Data Cleaning, Coding, Labeling & Creating dummy/secondary variables

data cleaning

Data cleaning is simply a visa for correct data analysis. It is absolutely wrong to jump-start data analysis without sanitizing the data entered in a masterchart. Most researchers themselves enter their valuable and worthy data into excel or other spreadsheets without any assistance or help, at times in compelling circumstances due to lack of adequate time and appropriate planning.

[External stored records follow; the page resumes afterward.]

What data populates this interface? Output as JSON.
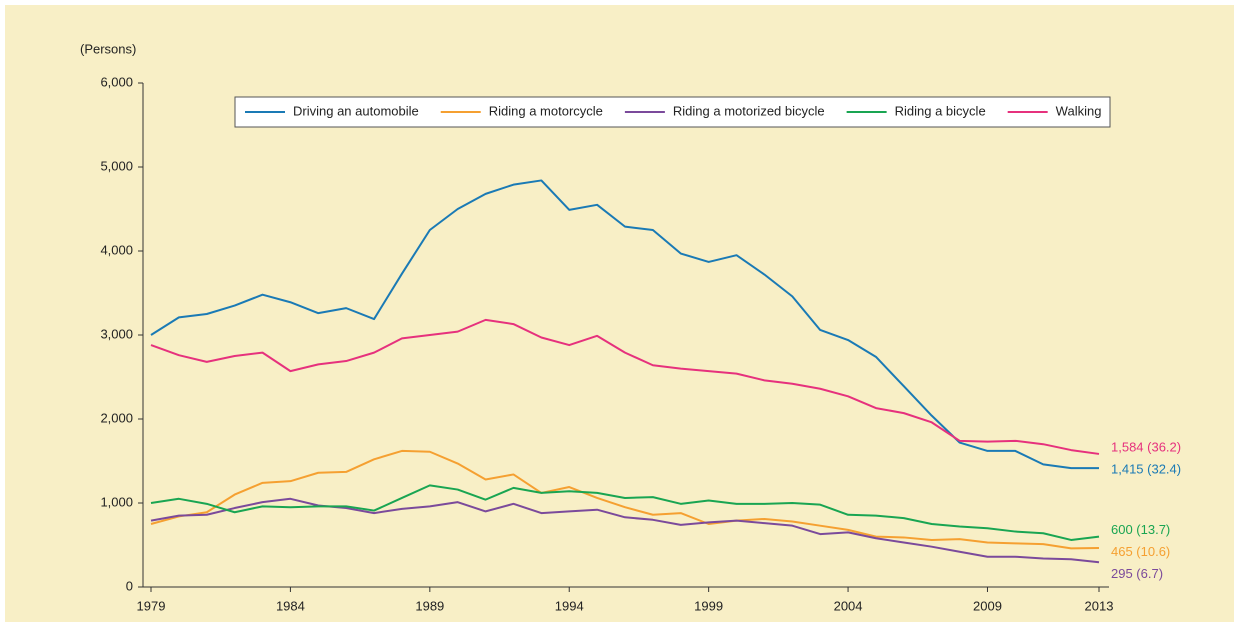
{
  "chart_data": {
    "type": "line",
    "y_label": "(Persons)",
    "x": [
      1979,
      1980,
      1981,
      1982,
      1983,
      1984,
      1985,
      1986,
      1987,
      1988,
      1989,
      1990,
      1991,
      1992,
      1993,
      1994,
      1995,
      1996,
      1997,
      1998,
      1999,
      2000,
      2001,
      2002,
      2003,
      2004,
      2005,
      2006,
      2007,
      2008,
      2009,
      2010,
      2011,
      2012,
      2013
    ],
    "xlim": [
      1979,
      2013
    ],
    "xticks": [
      1979,
      1984,
      1989,
      1994,
      1999,
      2004,
      2009,
      2013
    ],
    "ylim": [
      0,
      6000
    ],
    "yticks": [
      0,
      {
        "value": 1000,
        "label": "1,000"
      },
      {
        "value": 2000,
        "label": "2,000"
      },
      {
        "value": 3000,
        "label": "3,000"
      },
      {
        "value": 4000,
        "label": "4,000"
      },
      {
        "value": 5000,
        "label": "5,000"
      },
      {
        "value": 6000,
        "label": "6,000"
      }
    ],
    "legend": "top",
    "series": [
      {
        "name": "Driving an automobile",
        "color": "#1a7ab5",
        "end_label": "1,415 (32.4)",
        "values": [
          3000,
          3210,
          3250,
          3350,
          3480,
          3390,
          3260,
          3320,
          3190,
          3730,
          4250,
          4500,
          4680,
          4790,
          4840,
          4490,
          4550,
          4290,
          4250,
          3970,
          3870,
          3950,
          3720,
          3460,
          3060,
          2940,
          2740,
          2390,
          2040,
          1720,
          1620,
          1620,
          1460,
          1415,
          1415
        ]
      },
      {
        "name": "Riding a motorcycle",
        "color": "#f5a031",
        "end_label": "465 (10.6)",
        "values": [
          750,
          840,
          890,
          1100,
          1240,
          1260,
          1360,
          1370,
          1520,
          1620,
          1610,
          1470,
          1280,
          1340,
          1120,
          1190,
          1060,
          950,
          860,
          880,
          750,
          790,
          810,
          780,
          730,
          680,
          600,
          590,
          560,
          570,
          530,
          520,
          510,
          460,
          465
        ]
      },
      {
        "name": "Riding a motorized bicycle",
        "color": "#7b4a9b",
        "end_label": "295 (6.7)",
        "values": [
          790,
          850,
          860,
          940,
          1010,
          1050,
          970,
          940,
          880,
          930,
          960,
          1010,
          900,
          990,
          880,
          900,
          920,
          830,
          800,
          740,
          770,
          790,
          760,
          730,
          630,
          650,
          580,
          530,
          480,
          420,
          360,
          360,
          340,
          330,
          295
        ]
      },
      {
        "name": "Riding a bicycle",
        "color": "#19a552",
        "end_label": "600 (13.7)",
        "values": [
          1000,
          1050,
          990,
          890,
          960,
          950,
          960,
          960,
          910,
          1060,
          1210,
          1160,
          1040,
          1180,
          1120,
          1140,
          1120,
          1060,
          1070,
          990,
          1030,
          990,
          990,
          1000,
          980,
          860,
          850,
          820,
          750,
          720,
          700,
          660,
          640,
          560,
          600
        ]
      },
      {
        "name": "Walking",
        "color": "#e6317d",
        "end_label": "1,584 (36.2)",
        "values": [
          2880,
          2760,
          2680,
          2750,
          2790,
          2570,
          2650,
          2690,
          2790,
          2960,
          3000,
          3040,
          3180,
          3130,
          2970,
          2880,
          2990,
          2790,
          2640,
          2600,
          2570,
          2540,
          2460,
          2420,
          2360,
          2270,
          2130,
          2070,
          1960,
          1740,
          1730,
          1740,
          1700,
          1630,
          1584
        ]
      }
    ]
  }
}
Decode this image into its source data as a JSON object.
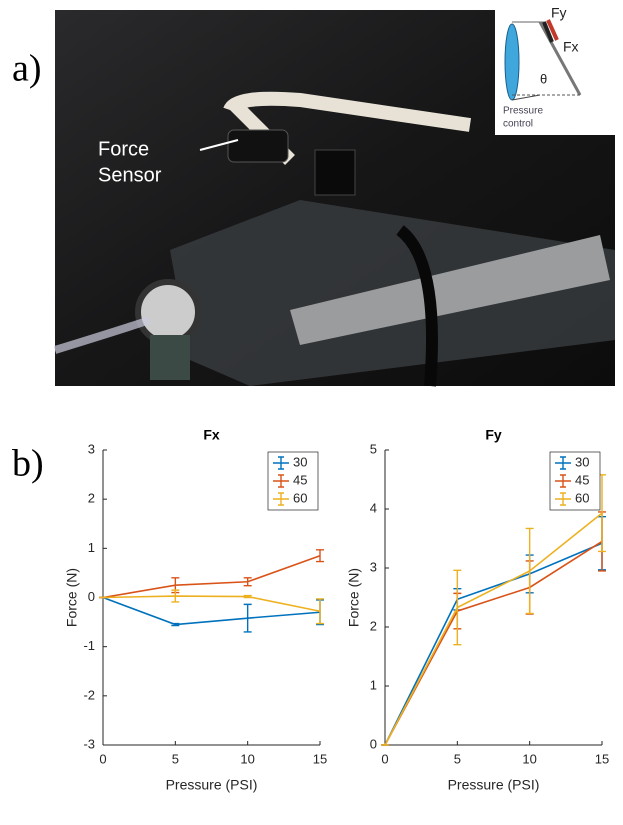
{
  "panels": {
    "a": "a)",
    "b": "b)"
  },
  "photo": {
    "annotation": [
      "Force",
      "Sensor"
    ],
    "inset": {
      "fy": "Fy",
      "fx": "Fx",
      "theta": "θ",
      "pressure_control": [
        "Pressure",
        "control"
      ]
    }
  },
  "chart_data": [
    {
      "type": "line",
      "title": "Fx",
      "x_label": "Pressure (PSI)",
      "y_label": "Force (N)",
      "x": [
        0,
        5,
        10,
        15
      ],
      "xlim": [
        0,
        15
      ],
      "xticks": [
        0,
        5,
        10,
        15
      ],
      "ylim": [
        -3,
        3
      ],
      "yticks": [
        -3,
        -2,
        -1,
        0,
        1,
        2,
        3
      ],
      "legend": "top-right",
      "series": [
        {
          "name": "30",
          "color": "#0072bd",
          "values": [
            0,
            -0.55,
            -0.42,
            -0.3
          ],
          "errors": [
            0,
            0.02,
            0.28,
            0.25
          ]
        },
        {
          "name": "45",
          "color": "#d95319",
          "values": [
            0,
            0.25,
            0.32,
            0.85
          ],
          "errors": [
            0,
            0.15,
            0.08,
            0.12
          ]
        },
        {
          "name": "60",
          "color": "#edb120",
          "values": [
            0,
            0.03,
            0.02,
            -0.28
          ],
          "errors": [
            0,
            0.12,
            0.02,
            0.25
          ]
        }
      ]
    },
    {
      "type": "line",
      "title": "Fy",
      "x_label": "Pressure (PSI)",
      "y_label": "Force (N)",
      "x": [
        0,
        5,
        10,
        15
      ],
      "xlim": [
        0,
        15
      ],
      "xticks": [
        0,
        5,
        10,
        15
      ],
      "ylim": [
        0,
        5
      ],
      "yticks": [
        0,
        1,
        2,
        3,
        4,
        5
      ],
      "legend": "top-right",
      "series": [
        {
          "name": "30",
          "color": "#0072bd",
          "values": [
            0,
            2.47,
            2.9,
            3.42
          ],
          "errors": [
            0,
            0.18,
            0.32,
            0.45
          ]
        },
        {
          "name": "45",
          "color": "#d95319",
          "values": [
            0,
            2.27,
            2.67,
            3.45
          ],
          "errors": [
            0,
            0.3,
            0.45,
            0.5
          ]
        },
        {
          "name": "60",
          "color": "#edb120",
          "values": [
            0,
            2.33,
            2.95,
            3.93
          ],
          "errors": [
            0,
            0.63,
            0.72,
            0.65
          ]
        }
      ]
    }
  ]
}
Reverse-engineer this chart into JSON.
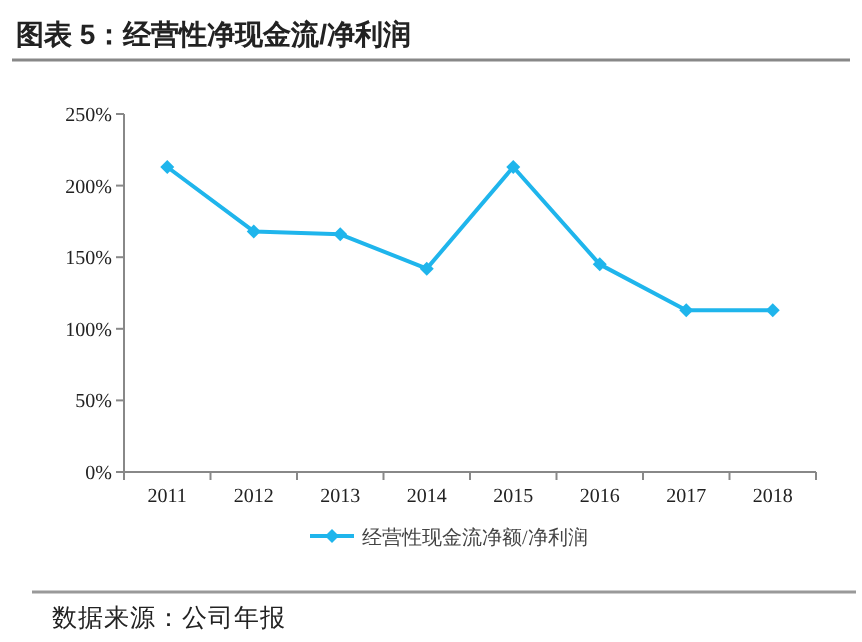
{
  "chart_data": {
    "type": "line",
    "title": "图表 5：经营性净现金流/净利润",
    "categories": [
      "2011",
      "2012",
      "2013",
      "2014",
      "2015",
      "2016",
      "2017",
      "2018"
    ],
    "series": [
      {
        "name": "经营性现金流净额/净利润",
        "color": "#1fb5ec",
        "values": [
          213,
          168,
          166,
          142,
          213,
          145,
          113,
          113
        ]
      }
    ],
    "ylim": [
      0,
      250
    ],
    "yticks": [
      {
        "value": 0,
        "label": "0%"
      },
      {
        "value": 50,
        "label": "50%"
      },
      {
        "value": 100,
        "label": "100%"
      },
      {
        "value": 150,
        "label": "150%"
      },
      {
        "value": 200,
        "label": "200%"
      },
      {
        "value": 250,
        "label": "250%"
      }
    ],
    "marker": "diamond",
    "legend": "bottom",
    "grid": false,
    "annotations": [
      "数据来源：公司年报"
    ]
  }
}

They fail to foresee future problems when such raw and unrefined data are imported into standard statistical software like SPSS or Stata.

Every statistical package essentially expects data to be only in numeric or coded form without use of symbols, signs, units, characters or names.

However, naïve researcher may enter various research findings in subjective manner (character or string form) which is not analyzable directly by statistical packages.

Moreover, it is very likely to have errors of decimals (for example 0.70 being wrongly entered as 70), logically incompatible combinations (for example, gender male and pregnancy status yes), extremely outlier values (for example, number of teeth mentioned as 300 instead of 30), erroneous use of zero as some real value versus an indicator of missing data (for example, 0 degree may be actual value of recorded vaccine refrigerator temperature and it may also be wrongly entered for any missing temperature record by researcher) and finally, inconsistent case-mix of codes with alphabets or symbols (for example, grades of outcome mentioned as 4+, ++++, IV). There are cascade of commands to sanitize entered data in various statistical programs which can be really handy to eliminate any unforced errors or blunders. Once data are cleaned, each variable needs to be coded (if categorical) and labeled so that all variable names are logical and easily interpretable. In addition, new variables need to be computed from existing data variables before analysis. For example, age of study subjects is entered in actual years by researcher, but for analysis continuous variable of age can be transformed into a new categorical variable with three different age categories.